The leading case in America governing libel against public person held that recovery for damages due to a libelous statement could be had only upon proof that the author acted “with ‘actual malice’–that is, with knowledge that it was false or with reckless disregard of whether it was false or not.” New York Times Co. v. Sullivan (1964).
The reason that most public persons do not sue for libel is because the burden is so high: They have to prove the libelous statement was untrue, rather than the person making the statement proving that it was true. Then they have to prove that the person knew it was false or acted with reckless disregard of whether it was false or not.

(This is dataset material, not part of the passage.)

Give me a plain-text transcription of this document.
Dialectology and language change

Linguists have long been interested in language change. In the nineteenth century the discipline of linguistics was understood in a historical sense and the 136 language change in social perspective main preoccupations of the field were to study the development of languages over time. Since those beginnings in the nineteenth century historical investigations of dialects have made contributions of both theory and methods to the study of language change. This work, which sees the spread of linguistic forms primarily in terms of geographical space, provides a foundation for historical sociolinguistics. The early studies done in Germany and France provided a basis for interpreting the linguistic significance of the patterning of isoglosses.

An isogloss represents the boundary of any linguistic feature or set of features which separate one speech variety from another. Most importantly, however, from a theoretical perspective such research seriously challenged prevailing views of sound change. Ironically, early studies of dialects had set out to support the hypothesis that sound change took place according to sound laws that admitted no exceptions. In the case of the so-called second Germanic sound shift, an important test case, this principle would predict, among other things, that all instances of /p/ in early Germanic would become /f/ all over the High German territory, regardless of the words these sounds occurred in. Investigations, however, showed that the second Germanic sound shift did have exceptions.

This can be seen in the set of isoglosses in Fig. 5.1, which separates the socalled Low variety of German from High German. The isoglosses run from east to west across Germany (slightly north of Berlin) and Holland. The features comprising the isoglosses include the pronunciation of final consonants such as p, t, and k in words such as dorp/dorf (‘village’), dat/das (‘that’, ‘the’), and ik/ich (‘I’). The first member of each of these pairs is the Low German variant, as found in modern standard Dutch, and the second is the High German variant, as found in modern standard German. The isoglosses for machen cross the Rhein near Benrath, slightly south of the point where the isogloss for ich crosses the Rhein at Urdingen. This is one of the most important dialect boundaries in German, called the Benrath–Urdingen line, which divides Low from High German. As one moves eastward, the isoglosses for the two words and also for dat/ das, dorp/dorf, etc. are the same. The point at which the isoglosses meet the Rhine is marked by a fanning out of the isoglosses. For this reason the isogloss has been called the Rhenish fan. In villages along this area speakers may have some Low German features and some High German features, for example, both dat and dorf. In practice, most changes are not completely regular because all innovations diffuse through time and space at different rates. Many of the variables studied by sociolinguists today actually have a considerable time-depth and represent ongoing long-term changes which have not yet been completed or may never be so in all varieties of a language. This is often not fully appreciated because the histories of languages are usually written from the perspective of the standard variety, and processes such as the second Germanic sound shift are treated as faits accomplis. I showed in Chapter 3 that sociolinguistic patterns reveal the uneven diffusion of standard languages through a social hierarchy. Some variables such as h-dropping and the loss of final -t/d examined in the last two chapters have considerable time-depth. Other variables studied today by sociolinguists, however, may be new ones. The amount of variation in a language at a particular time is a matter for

Assuming that Rush can prove that he never uttered the statement (a dubious assumption–how do you prove a negative? Although it seems incredible that with millions of listeners nobody noticed the quote until 2005), Mr. Huberman’s body of work provides ample fodder for proving his malice. Just look at some of his books. “The Bush hater’s handbook…”; “The GOP hater’s handbook”; “The quotable atheist” as well as “101 persons who are screwing America.”
A person who has no known bias or animous towards another can just exclaim innocence: “I didn’t know the Wikiquote was bogus!” It becomes much less believable when that person has shown such hatred towards conservatives and Republicans in numerous books. I would say that the “reckless disregard to whether it was true or not” standard should easily be met if Huberman relied on Wikiquotes. Nobody in their right mind would rely on that. Anybody can go in and insert quotes, without attribution, as happened in this case. Absent some other purported source, and assuming Limbaugh can prove that he never said it, I’d say Huberman better hire a good lawyer.